US to remain opposed to carbon offsets despite expectations: Citi



Copenhagen (Platts)--17Mar2009

The US government will likely continue to remain opposed to the use of
international carbon offsets to reduce greenhouse gas emissions in any
successor agreement to the Kyoto Protocol despite the developing world already
banking on the continued use of the credits post-2012, Citigroup head of
emissions markets Garth Edward said Tuesday.

The US government is happy to host regional carbon cap-and-trade systems
that include domestic offsets, but there is "no demand" for UN Certified
Emission Reductions offsets in any regional system for several reasons,
chiefly that President Barack Obama is "not strong enough" to force Congress
to accept the use of the credits, Edward told Point Carbon's Carbon Markets
Insights 2009 conference in Copenhagen.

Edward said that -- within the debate between Obama and Congress -- the
principle of "tax versus trade," the future structure of a US emissions
trading scheme and "economic nationalism" are the key elements blocking US
government acceptance of the use of offsets to mitigate higher prices.

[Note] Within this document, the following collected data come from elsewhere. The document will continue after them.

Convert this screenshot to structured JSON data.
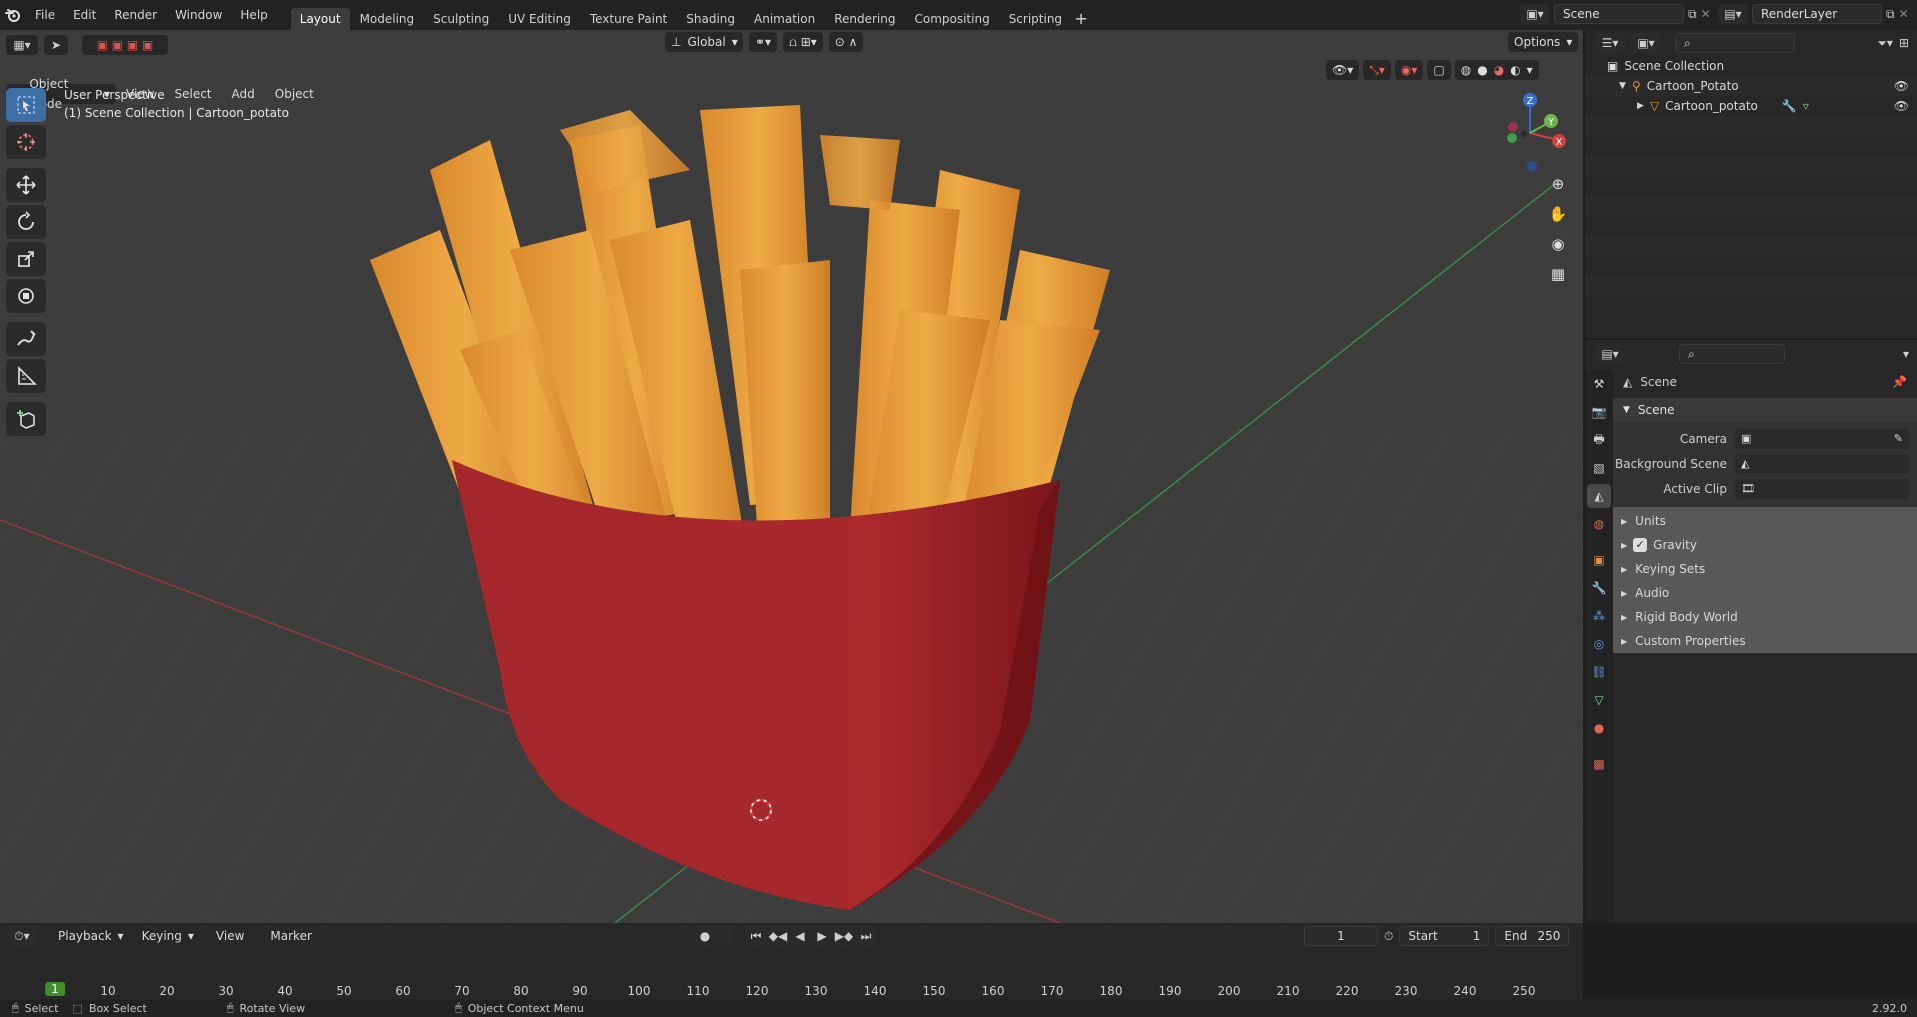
{
  "topbar": {
    "menus": [
      "File",
      "Edit",
      "Render",
      "Window",
      "Help"
    ],
    "tabs": [
      "Layout",
      "Modeling",
      "Sculpting",
      "UV Editing",
      "Texture Paint",
      "Shading",
      "Animation",
      "Rendering",
      "Compositing",
      "Scripting"
    ],
    "active_tab": "Layout",
    "scene_name": "Scene",
    "view_layer": "RenderLayer"
  },
  "viewport": {
    "mode": "Object Mode",
    "menus": [
      "View",
      "Select",
      "Add",
      "Object"
    ],
    "orientation": "Global",
    "options_label": "Options",
    "perspective": "User Perspective",
    "context": "(1) Scene Collection | Cartoon_potato",
    "gizmo": {
      "x": "X",
      "y": "Y",
      "z": "Z"
    }
  },
  "outliner": {
    "root": "Scene Collection",
    "collection": "Cartoon_Potato",
    "object": "Cartoon_potato"
  },
  "properties": {
    "header": "Scene",
    "panel": "Scene",
    "camera_label": "Camera",
    "background_label": "Background Scene",
    "clip_label": "Active Clip",
    "subpanels": {
      "units": "Units",
      "gravity": "Gravity",
      "keying_sets": "Keying Sets",
      "audio": "Audio",
      "rigid_body": "Rigid Body World",
      "custom_props": "Custom Properties"
    },
    "gravity_enabled": true
  },
  "timeline": {
    "menus": [
      "Playback",
      "Keying",
      "View",
      "Marker"
    ],
    "current_frame": "1",
    "start_label": "Start",
    "start_value": "1",
    "end_label": "End",
    "end_value": "250",
    "frames": [
      "1",
      "10",
      "20",
      "30",
      "40",
      "50",
      "60",
      "70",
      "80",
      "90",
      "100",
      "110",
      "120",
      "130",
      "140",
      "150",
      "160",
      "170",
      "180",
      "190",
      "200",
      "210",
      "220",
      "230",
      "240",
      "250"
    ]
  },
  "statusbar": {
    "select": "Select",
    "box_select": "Box Select",
    "rotate_view": "Rotate View",
    "context_menu": "Object Context Menu",
    "version": "2.92.0"
  },
  "colors": {
    "accent": "#3d6ea8",
    "fries": "#e7a13c",
    "container": "#a3262a",
    "frame_marker": "#3e8e2a"
  }
}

"There are some positives though. The US federal [cap-and-trade system]
will likely be much wider than the EU ETS, and this will force Canada to act,"
Edward said.

Edward added that the northeast US' Regional Greenhouse Gas Initiative
"will probably be oversupplied" and will not need to bring in international
offsets to mitigate higher prices.

"The [federal US] ETS will likely have some kind of price intervention
and an auctioning role still has to be defined. Anything that happens in the
US will be bigger than what is going on in the EU though, notably by the
inclusion of car tail pipe emissions," he said.